After updating the trust policy, click the IAM role configured button to create the external location.
Test connection
Once the external location is created, click Test Connection to validate the configuration.
Create and configure catalog
Create a new catalog in Databricks by entering a name and selecting Standard from the type dropdown.
Select the external location created in the previous step and enter the sub path and click Create.
Once the catalog is created, click View catalog.
Grant permissions for the catalog. EXTERNAL_USE_SCHEMA permission is required for Iceberg Managed Table in Unity Catalog
Click the catalog, then open the Permissions tab and then click on Grant.
Select the privileges as shown in the image below, ensuring that the External Use Schema option is enabled and click on Confirm.

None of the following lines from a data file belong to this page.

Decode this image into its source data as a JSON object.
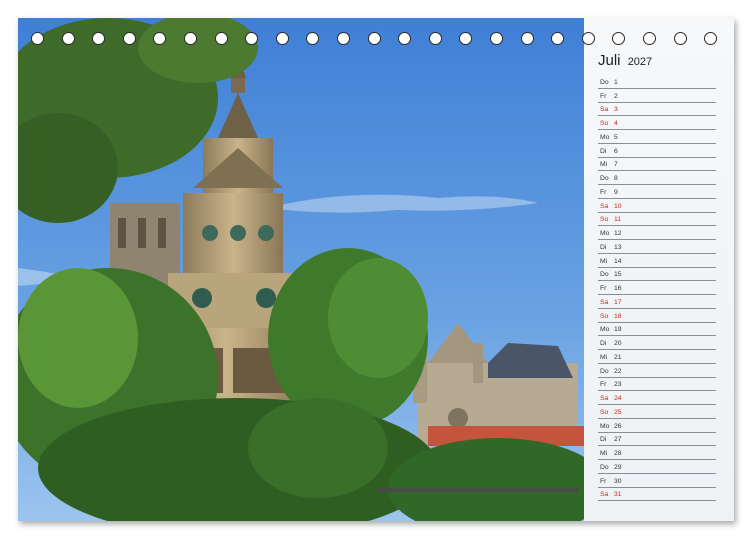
{
  "calendar": {
    "month": "Juli",
    "year": "2027",
    "weekend_color": "#c8262a",
    "days": [
      {
        "wd": "Do",
        "d": "1",
        "we": false
      },
      {
        "wd": "Fr",
        "d": "2",
        "we": false
      },
      {
        "wd": "Sa",
        "d": "3",
        "we": true
      },
      {
        "wd": "So",
        "d": "4",
        "we": true
      },
      {
        "wd": "Mo",
        "d": "5",
        "we": false
      },
      {
        "wd": "Di",
        "d": "6",
        "we": false
      },
      {
        "wd": "Mi",
        "d": "7",
        "we": false
      },
      {
        "wd": "Do",
        "d": "8",
        "we": false
      },
      {
        "wd": "Fr",
        "d": "9",
        "we": false
      },
      {
        "wd": "Sa",
        "d": "10",
        "we": true
      },
      {
        "wd": "So",
        "d": "11",
        "we": true
      },
      {
        "wd": "Mo",
        "d": "12",
        "we": false
      },
      {
        "wd": "Di",
        "d": "13",
        "we": false
      },
      {
        "wd": "Mi",
        "d": "14",
        "we": false
      },
      {
        "wd": "Do",
        "d": "15",
        "we": false
      },
      {
        "wd": "Fr",
        "d": "16",
        "we": false
      },
      {
        "wd": "Sa",
        "d": "17",
        "we": true
      },
      {
        "wd": "So",
        "d": "18",
        "we": true
      },
      {
        "wd": "Mo",
        "d": "19",
        "we": false
      },
      {
        "wd": "Di",
        "d": "20",
        "we": false
      },
      {
        "wd": "Mi",
        "d": "21",
        "we": false
      },
      {
        "wd": "Do",
        "d": "22",
        "we": false
      },
      {
        "wd": "Fr",
        "d": "23",
        "we": false
      },
      {
        "wd": "Sa",
        "d": "24",
        "we": true
      },
      {
        "wd": "So",
        "d": "25",
        "we": true
      },
      {
        "wd": "Mo",
        "d": "26",
        "we": false
      },
      {
        "wd": "Di",
        "d": "27",
        "we": false
      },
      {
        "wd": "Mi",
        "d": "28",
        "we": false
      },
      {
        "wd": "Do",
        "d": "29",
        "we": false
      },
      {
        "wd": "Fr",
        "d": "30",
        "we": false
      },
      {
        "wd": "Sa",
        "d": "31",
        "we": true
      }
    ]
  },
  "binding_hole_count": 23
}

The assigned privileges will be visible as shown below.
Create OAuth2 credentials for client authentication
Within Databricks settings click on Identity & Access tab to create a Service Principal
Click Add service principal to create OAuth2 client id and secret.
Enable external data access for the metastore
Click on Metastore
Enable External data access
Setup Catalog Integration In StreamNative Cloud
Enable catalog integration
Catalog integration is supported in both StreamNative Ursa and Classic engines across Serverless, Dedicated, and BYOC deployment options.Storage location
When enabling catalog integration, the option to configure a storage location is available in the StreamNative Ursa engine on BYOC deployments. This option is not supported for the Classic engine in Serverless or Dedicated deployments. Users can choose either a StreamNative-provided bucket or their own bucket.For a StreamNative-provided bucket, users can view the bucket location where data is stored in Ursa format.

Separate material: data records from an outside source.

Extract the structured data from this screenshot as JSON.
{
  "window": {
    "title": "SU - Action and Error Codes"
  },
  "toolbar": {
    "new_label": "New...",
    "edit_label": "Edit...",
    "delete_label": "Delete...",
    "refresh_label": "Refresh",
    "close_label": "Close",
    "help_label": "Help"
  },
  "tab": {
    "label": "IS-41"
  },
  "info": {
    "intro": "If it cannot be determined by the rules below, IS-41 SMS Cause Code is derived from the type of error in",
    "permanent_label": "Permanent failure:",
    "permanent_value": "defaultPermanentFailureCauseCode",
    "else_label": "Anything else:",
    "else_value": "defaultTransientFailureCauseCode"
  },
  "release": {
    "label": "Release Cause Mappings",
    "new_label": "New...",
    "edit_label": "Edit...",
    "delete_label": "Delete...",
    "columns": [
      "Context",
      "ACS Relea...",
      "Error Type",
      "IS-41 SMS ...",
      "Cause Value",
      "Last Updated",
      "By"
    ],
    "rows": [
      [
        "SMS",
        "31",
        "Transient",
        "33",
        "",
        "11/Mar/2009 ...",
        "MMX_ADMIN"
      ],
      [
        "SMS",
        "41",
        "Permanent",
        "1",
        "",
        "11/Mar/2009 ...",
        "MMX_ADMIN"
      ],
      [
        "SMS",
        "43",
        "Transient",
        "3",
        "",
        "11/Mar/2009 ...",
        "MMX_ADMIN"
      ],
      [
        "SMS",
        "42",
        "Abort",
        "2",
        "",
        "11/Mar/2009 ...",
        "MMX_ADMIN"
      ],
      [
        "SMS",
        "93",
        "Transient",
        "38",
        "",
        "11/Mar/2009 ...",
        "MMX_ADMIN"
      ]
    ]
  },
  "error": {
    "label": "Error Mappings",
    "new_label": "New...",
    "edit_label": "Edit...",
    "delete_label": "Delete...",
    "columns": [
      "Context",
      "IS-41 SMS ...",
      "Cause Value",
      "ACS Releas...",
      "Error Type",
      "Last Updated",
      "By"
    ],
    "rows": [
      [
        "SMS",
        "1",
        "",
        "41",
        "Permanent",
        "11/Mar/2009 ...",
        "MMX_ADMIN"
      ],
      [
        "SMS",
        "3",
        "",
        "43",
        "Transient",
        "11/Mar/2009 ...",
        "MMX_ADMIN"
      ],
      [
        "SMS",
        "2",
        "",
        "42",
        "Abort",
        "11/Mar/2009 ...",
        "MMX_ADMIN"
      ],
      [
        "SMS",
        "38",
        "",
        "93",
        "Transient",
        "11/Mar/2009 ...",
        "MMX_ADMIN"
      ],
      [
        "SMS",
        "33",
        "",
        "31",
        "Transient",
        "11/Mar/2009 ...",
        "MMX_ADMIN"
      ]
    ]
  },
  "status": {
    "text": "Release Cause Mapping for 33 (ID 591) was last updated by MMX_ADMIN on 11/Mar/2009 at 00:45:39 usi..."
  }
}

For configure your own bucket user can enter the following details
- AWS role ARN
- Cloud provider region
- Storage bucket name
- Storage bucket path
Catalog integration in Ursa engine - BYOC deployment
Click to enable Lakehouse Table, choose Databricks Unity Catalog for Iceberg as the catalog provider, and select a catalog from the dropdown. You may also register a new catalog directly from the dropdown.
Catalog Integration in Classic engine - Serverless, Dedicated deployments
Click to enable Lakehouse Table, choose Databricks Unity Catalog for Iceberg as the catalog provider, and select a catalog from the dropdown. You may also register a new catalog directly from the dropdown.Note : Currently the Databricks Unity Catalog for Delta is not available in Classic engine.
Lakehouse Settings
To apply the catalog settings to all topics, enable the option and select Deliver to External Table.Note : The option to Expose Internal Table is currently not available.
Query Data in Databricks
Once the iceberg tables are published in Databricks Unity Catalog, users can query it using the SQL Editor or explore it using Genie.